RARIDADE

Memórias cunhadas: moedas e notas carregam lembranças colecionadas nas últimas décadas

Acervos guardam histórias reunidas pelas famílias de João Bosco e Iran Braga, betinenses ouvidos pela reportagem

Por Marcio Antunes

Publicado em 02 de outubro de 2025 | 18:53

 
 
João Bosco de Miranda, de 62 anos, começou a guardar moedas e cédulas há cerca de quatro décadas João Bosco de Miranda, de 62 anos, começou a guardar moedas e cédulas há cerca de quatro décadas Foto: Carolina Miranda

Moedas e notas que já não circulam mais como dinheiro seguem desempenhando outro papel: o de contar histórias. Em Betim, dois moradores mantêm viva essa tradição de colecionar peças antigas, cada um à sua maneira, revelando que guardar um objeto pode significar muito mais do que preservar seu valor material.

O primeiro deles é João Bosco de Miranda, de 62 anos. Ele se lembra de ter começado a guardar moedas e cédulas há cerca de quatro décadas, sem imaginar que aquele hábito despretensioso se transformaria em uma coleção. “Jamais pensei em coleção. As notas e as moedas estavam perdendo valor. Junto moedas que passaram por mim”, diz. Hoje, ele não sabe precisar quantas peças já acumulou, mas garante que o mais importante não é a quantidade, e sim a memória que cada uma carrega. 

Além das moedas, João Bosco guarda outros itens antigos, como máquina de costura e ferro de passar, objetos que remetem a um tempo em que a vida tinha outro ritmo. Entre as raridades da sua coleção, está uma moeda de R$1 vendida por R$300. “Ela tem no anverso uma referência ao cinquentenário da declaração universal dos Direitos Humanos. Esta moeda é uma moeda rara porque foram cunhadas apenas 600.000 unidades. Mas, para ele, não é o dinheiro que importa. “Minha intenção não é ganhar dinheiro com essas moedas. Eu quero guardar para manter na memória a história por trás delas”, explica.

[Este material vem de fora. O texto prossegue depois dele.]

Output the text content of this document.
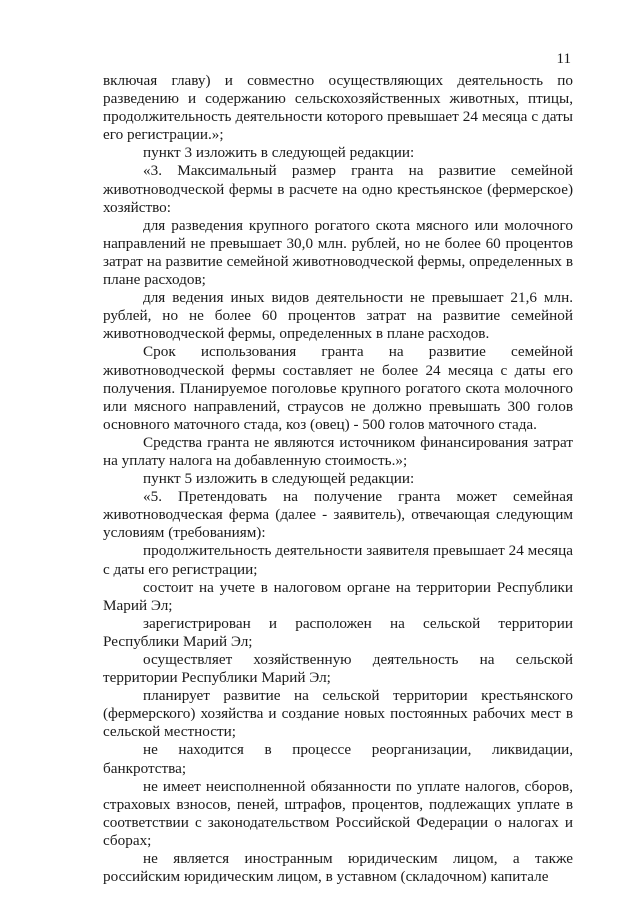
11

включая главу) и совместно осуществляющих деятельность по разведению и содержанию сельскохозяйственных животных, птицы, продолжительность деятельности которого превышает 24 месяца с даты его регистрации.»;

пункт 3 изложить в следующей редакции:

«3. Максимальный размер гранта на развитие семейной животноводческой фермы в расчете на одно крестьянское (фермерское) хозяйство:

для разведения крупного рогатого скота мясного или молочного направлений не превышает 30,0 млн. рублей, но не более 60 процентов затрат на развитие семейной животноводческой фермы, определенных в плане расходов;

для ведения иных видов деятельности не превышает 21,6 млн. рублей, но не более 60 процентов затрат на развитие семейной животноводческой фермы, определенных в плане расходов.

Срок использования гранта на развитие семейной животноводческой фермы составляет не более 24 месяца с даты его получения. Планируемое поголовье крупного рогатого скота молочного или мясного направлений, страусов не должно превышать 300 голов основного маточного стада, коз (овец) - 500 голов маточного стада.

Средства гранта не являются источником финансирования затрат на уплату налога на добавленную стоимость.»;

пункт 5 изложить в следующей редакции:

«5. Претендовать на получение гранта может семейная животноводческая ферма (далее - заявитель), отвечающая следующим условиям (требованиям):

продолжительность деятельности заявителя превышает 24 месяца с даты его регистрации;

состоит на учете в налоговом органе на территории Республики Марий Эл;

зарегистрирован и расположен на сельской территории Республики Марий Эл;

осуществляет хозяйственную деятельность на сельской территории Республики Марий Эл;

планирует развитие на сельской территории крестьянского (фермерского) хозяйства и создание новых постоянных рабочих мест в сельской местности;

не находится в процессе реорганизации, ликвидации, банкротства;

не имеет неисполненной обязанности по уплате налогов, сборов, страховых взносов, пеней, штрафов, процентов, подлежащих уплате в соответствии с законодательством Российской Федерации о налогах и сборах;

не является иностранным юридическим лицом, а также российским юридическим лицом, в уставном (складочном) капитале
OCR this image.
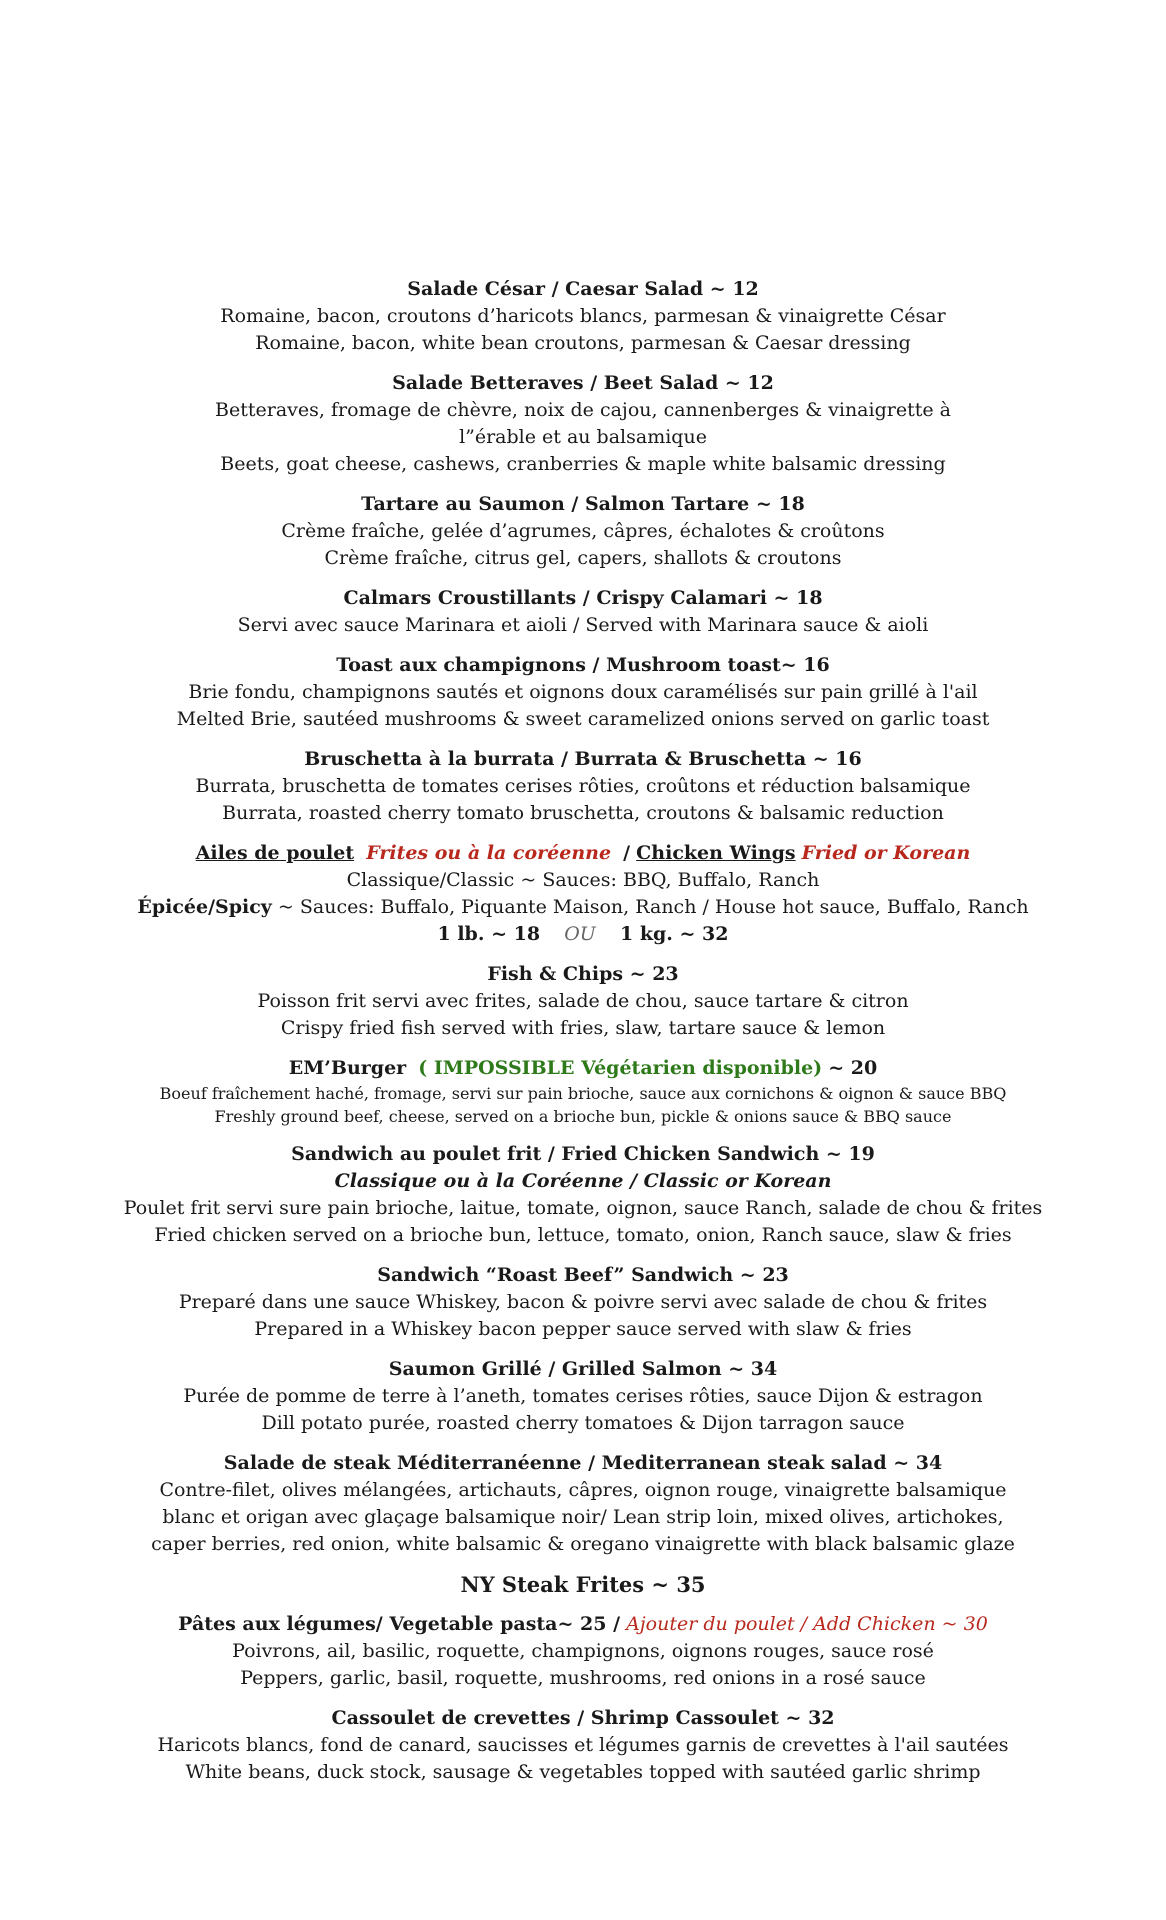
Salade César / Caesar Salad ~ 12

Romaine, bacon, croutons d’haricots blancs, parmesan & vinaigrette César

Romaine, bacon, white bean croutons, parmesan & Caesar dressing

Salade Betteraves / Beet Salad ~ 12

Betteraves, fromage de chèvre, noix de cajou, cannenberges & vinaigrette à

l”érable et au balsamique

Beets, goat cheese, cashews, cranberries & maple white balsamic dressing

Tartare au Saumon / Salmon Tartare ~ 18

Crème fraîche, gelée d’agrumes, câpres, échalotes & croûtons

Crème fraîche, citrus gel, capers, shallots & croutons

Calmars Croustillants / Crispy Calamari ~ 18

Servi avec sauce Marinara et aioli / Served with Marinara sauce & aioli

Toast aux champignons / Mushroom toast~ 16

Brie fondu, champignons sautés et oignons doux caramélisés sur pain grillé à l'ail

Melted Brie, sautéed mushrooms & sweet caramelized onions served on garlic toast

Bruschetta à la burrata / Burrata & Bruschetta ~ 16

Burrata, bruschetta de tomates cerises rôties, croûtons et réduction balsamique

Burrata, roasted cherry tomato bruschetta, croutons & balsamic reduction

Ailes de poulet Frites ou à la coréenne / Chicken Wings Fried or Korean

Classique/Classic ~ Sauces: BBQ, Buffalo, Ranch

Épicée/Spicy ~ Sauces: Buffalo, Piquante Maison, Ranch / House hot sauce, Buffalo, Ranch

1 lb. ~ 18 OU 1 kg. ~ 32

Fish & Chips ~ 23

Poisson frit servi avec frites, salade de chou, sauce tartare & citron

Crispy fried fish served with fries, slaw, tartare sauce & lemon

EM’Burger ( IMPOSSIBLE Végétarien disponible) ~ 20

Boeuf fraîchement haché, fromage, servi sur pain brioche, sauce aux cornichons & oignon & sauce BBQ

Freshly ground beef, cheese, served on a brioche bun, pickle & onions sauce & BBQ sauce

Sandwich au poulet frit / Fried Chicken Sandwich ~ 19

Classique ou à la Coréenne / Classic or Korean

Poulet frit servi sure pain brioche, laitue, tomate, oignon, sauce Ranch, salade de chou & frites

Fried chicken served on a brioche bun, lettuce, tomato, onion, Ranch sauce, slaw & fries

Sandwich “Roast Beef” Sandwich ~ 23

Preparé dans une sauce Whiskey, bacon & poivre servi avec salade de chou & frites

Prepared in a Whiskey bacon pepper sauce served with slaw & fries

Saumon Grillé / Grilled Salmon ~ 34

Purée de pomme de terre à l’aneth, tomates cerises rôties, sauce Dijon & estragon

Dill potato purée, roasted cherry tomatoes & Dijon tarragon sauce

Salade de steak Méditerranéenne / Mediterranean steak salad ~ 34

Contre-filet, olives mélangées, artichauts, câpres, oignon rouge, vinaigrette balsamique blanc et origan avec glaçage balsamique noir/ Lean strip loin, mixed olives, artichokes, caper berries, red onion, white balsamic & oregano vinaigrette with black balsamic glaze

NY Steak Frites ~ 35

Pâtes aux légumes/ Vegetable pasta~ 25 / Ajouter du poulet / Add Chicken ~ 30

Poivrons, ail, basilic, roquette, champignons, oignons rouges, sauce rosé

Peppers, garlic, basil, roquette, mushrooms, red onions in a rosé sauce

Cassoulet de crevettes / Shrimp Cassoulet ~ 32

Haricots blancs, fond de canard, saucisses et légumes garnis de crevettes à l'ail sautées

White beans, duck stock, sausage & vegetables topped with sautéed garlic shrimp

O acervo de João Bosco traz peças marcantes, como moedas das Olimpíadas do Rio, em 2016, e exemplares do tempo do Império, quando a moeda em circulação era o Conto de Réis. Ele gosta de pensar que algumas dessas peças podem ter passado pelas mãos de Dom Pedro II. Entre moedas estrangeiras vindas da Turquia, Egito, Emirados Árabes, Dubai, Alemanha, China, Cuba, Portugal, Japão, Austrália e Canadá. Ele garante que o foco são as nacionais. Ele também tem em sua coleção dezenas de cédulas antigas, que também ajudam a contar a história do dinheiro ao longo dos últimos anos. 

Para avaliar se uma moeda pode ser considerada colecionável, ele se atenta a critérios como a quantidade de unidades fabricadas, o local de cunhagem e a estética da peça. Ainda assim, ele insiste em não se ver como um colecionador típico: “Não faço prospecção de moedas. Eu junto porque, por algum motivo, elas passaram por mim e resolvi guardá-las. Defeitos de cunhagem também fazem dela uma peça rara”, explica. 

Memórias de família 

Iran Braga da Costa, de 38 anos, servidor público e metalúrgico, encontrou nas notas e moedas uma forma de manter viva a memória da mãe, Amália Braga, falecida há cinco anos. Morador do bairro Bom Repouso, ele conta que herdou dela a coleção de notas e cartões. “Minha mãe colecionava notas e cartões. Eu acabei pegando gosto e, depois que ela se foi, passei a incluir novos itens à coleção”, relembra.

Hoje, o acervo reúne cerca de 150 notas e 30 moedas de diferentes países. A filha de Iran, Giovana, também já deixou sua marca nessa história: quando ainda era criança, disse que queria conhecer a França. Para incentivá-la, ele deu a ela uma moeda árabe. “Queria que ela tivesse uma noção do tamanho do mundo em que vivemos”, explica.

Entre lembranças de família e peças históricas, Iran reforça que sua relação com os objetos vai além da coleção em si. “Sou um cara apaixonado pela história em geral. Itens da minha mãe, da minha avó, eu fiz questão de guardar. Tenho muita coisa herdada porque eu tenho sentimento pelo objeto e pela história dele. Eu costumo dizer que sou um guardião de nossas lembranças.” Para ele, guardar uma nota ou moeda é como carregar consigo parte da própria história. “Hoje em dia não é tão comum as pessoas terem apego aos objetos antigos”. 

Entre a coleção espontânea de João Bosco e a herança afetiva de Iran, as moedas e notas guardadas por eles carregam algo que vai além do metal e do papel. “Para mim, essas peças fazem parte da minha e da história da minha família”, completa Iran da Costa.